If you only have pain in your calf, demand an ultrasound if you can. It’s shockingly common for doctors not to listen to us about our own bodies.
As women, our pain is routinely dismissed by medical professionals, and this happens at an even higher rate for Black women. We’re commonly made to feel like our symptoms are all in our head, but they’re not, and we deserve the same kind of treatment men would receive when presenting with the same symptoms.
Here’s the great thing about DVTs: they’re REALLY treatable, and in most cases require no downtime.
Once your blood clot is confirmed, you’ll probably be prescribed a course of blood thinner medications. That’s probably it.

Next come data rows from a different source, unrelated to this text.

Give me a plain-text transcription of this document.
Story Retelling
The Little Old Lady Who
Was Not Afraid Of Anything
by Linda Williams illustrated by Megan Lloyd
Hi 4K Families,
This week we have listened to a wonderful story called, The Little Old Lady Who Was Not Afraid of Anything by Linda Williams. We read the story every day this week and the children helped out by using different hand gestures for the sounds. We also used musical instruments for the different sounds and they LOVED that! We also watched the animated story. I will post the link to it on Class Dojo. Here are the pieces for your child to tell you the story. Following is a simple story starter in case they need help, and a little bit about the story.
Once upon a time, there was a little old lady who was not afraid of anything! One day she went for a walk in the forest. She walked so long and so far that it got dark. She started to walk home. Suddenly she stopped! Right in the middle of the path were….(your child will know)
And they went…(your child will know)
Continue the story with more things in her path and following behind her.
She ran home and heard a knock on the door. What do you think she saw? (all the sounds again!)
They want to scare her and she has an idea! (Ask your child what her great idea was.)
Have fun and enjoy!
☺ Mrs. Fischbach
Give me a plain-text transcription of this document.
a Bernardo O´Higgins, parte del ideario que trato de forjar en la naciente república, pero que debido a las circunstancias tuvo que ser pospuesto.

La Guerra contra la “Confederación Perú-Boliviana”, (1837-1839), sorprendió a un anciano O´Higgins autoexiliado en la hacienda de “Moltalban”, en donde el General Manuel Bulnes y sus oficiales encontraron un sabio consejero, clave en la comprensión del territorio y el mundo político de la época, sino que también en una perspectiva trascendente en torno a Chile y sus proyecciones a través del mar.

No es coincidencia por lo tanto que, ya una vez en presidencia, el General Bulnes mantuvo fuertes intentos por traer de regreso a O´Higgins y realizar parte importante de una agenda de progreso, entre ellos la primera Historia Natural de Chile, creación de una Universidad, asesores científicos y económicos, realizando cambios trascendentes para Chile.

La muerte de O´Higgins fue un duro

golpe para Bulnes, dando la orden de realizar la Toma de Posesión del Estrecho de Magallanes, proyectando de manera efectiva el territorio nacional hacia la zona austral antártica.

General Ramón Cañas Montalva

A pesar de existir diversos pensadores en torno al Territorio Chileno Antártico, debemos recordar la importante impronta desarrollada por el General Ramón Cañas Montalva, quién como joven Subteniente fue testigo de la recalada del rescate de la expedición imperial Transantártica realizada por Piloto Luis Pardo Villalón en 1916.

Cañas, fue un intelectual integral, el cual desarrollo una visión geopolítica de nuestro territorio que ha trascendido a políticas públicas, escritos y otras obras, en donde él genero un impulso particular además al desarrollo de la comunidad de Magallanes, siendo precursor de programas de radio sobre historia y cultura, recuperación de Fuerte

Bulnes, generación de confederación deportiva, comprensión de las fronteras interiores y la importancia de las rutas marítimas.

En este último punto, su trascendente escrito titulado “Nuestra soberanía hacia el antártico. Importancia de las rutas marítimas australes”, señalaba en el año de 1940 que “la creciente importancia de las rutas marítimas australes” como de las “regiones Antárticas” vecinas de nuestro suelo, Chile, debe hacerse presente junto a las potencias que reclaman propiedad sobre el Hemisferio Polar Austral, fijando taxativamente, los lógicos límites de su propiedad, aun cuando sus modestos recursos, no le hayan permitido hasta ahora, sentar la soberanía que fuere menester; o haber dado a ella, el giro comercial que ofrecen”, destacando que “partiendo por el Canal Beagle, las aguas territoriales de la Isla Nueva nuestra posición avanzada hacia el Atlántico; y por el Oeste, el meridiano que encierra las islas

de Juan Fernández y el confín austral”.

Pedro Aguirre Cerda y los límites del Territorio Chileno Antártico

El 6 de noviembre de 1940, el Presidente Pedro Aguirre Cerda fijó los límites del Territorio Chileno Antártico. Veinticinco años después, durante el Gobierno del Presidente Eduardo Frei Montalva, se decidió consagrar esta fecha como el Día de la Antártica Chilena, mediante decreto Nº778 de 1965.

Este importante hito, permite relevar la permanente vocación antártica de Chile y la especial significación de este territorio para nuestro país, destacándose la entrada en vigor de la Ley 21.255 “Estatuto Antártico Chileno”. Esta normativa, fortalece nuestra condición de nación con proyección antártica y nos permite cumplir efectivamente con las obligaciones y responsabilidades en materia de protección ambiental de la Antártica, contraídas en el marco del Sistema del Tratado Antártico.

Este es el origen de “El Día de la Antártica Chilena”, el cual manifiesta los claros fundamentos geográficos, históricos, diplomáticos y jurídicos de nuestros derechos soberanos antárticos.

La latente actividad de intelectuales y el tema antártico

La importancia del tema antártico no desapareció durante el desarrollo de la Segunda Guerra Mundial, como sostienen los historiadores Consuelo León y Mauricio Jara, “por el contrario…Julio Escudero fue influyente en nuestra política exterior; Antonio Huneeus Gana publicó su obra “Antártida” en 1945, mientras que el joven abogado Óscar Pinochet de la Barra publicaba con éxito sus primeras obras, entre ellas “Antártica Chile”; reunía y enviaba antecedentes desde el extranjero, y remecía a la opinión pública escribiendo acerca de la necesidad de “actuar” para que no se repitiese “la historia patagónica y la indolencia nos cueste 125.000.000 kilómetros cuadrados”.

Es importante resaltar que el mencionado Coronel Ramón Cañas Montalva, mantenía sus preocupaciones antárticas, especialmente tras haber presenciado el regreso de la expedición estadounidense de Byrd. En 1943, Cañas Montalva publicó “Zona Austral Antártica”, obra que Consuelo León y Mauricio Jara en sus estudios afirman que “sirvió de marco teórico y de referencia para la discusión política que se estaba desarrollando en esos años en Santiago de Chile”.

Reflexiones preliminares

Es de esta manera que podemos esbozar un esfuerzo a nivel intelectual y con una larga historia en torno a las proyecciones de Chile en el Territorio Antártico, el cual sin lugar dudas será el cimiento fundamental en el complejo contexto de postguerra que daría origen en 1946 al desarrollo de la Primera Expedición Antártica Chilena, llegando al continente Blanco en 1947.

The medication will work to dissolve the blood clots so that they won’t pose the risk of causing pulmonary embolisms. If you have pulmonary embolisms, the medication will also work to thin those out so they won’t kill you. Bonus!
You might experience bruising. You may experience heavier periods (and boy, can we talk about that). But you’ll probably just experience no more pain.
My pain was gone within four doses of starting the medication. While I know this doesn’t mean all is well, and while I’m still going to be taking this medication for another three months, my leg doesn’t hurt anymore.
It had only been two weeks, but I was beginning to forget what it felt like not to be in pain. (It feels excellent, btw. Highly recommended.)
Again, there’s no tried and true way to prevent deep vein thrombosis. They can happen to anyone. Knowing that, I’m just asking you to share this with your people. Put it on Facebook. Send it over to Twitter. Pin it. Help me get the word out about deep vein thrombosis warning signs.
You might save a life the same way my friend did.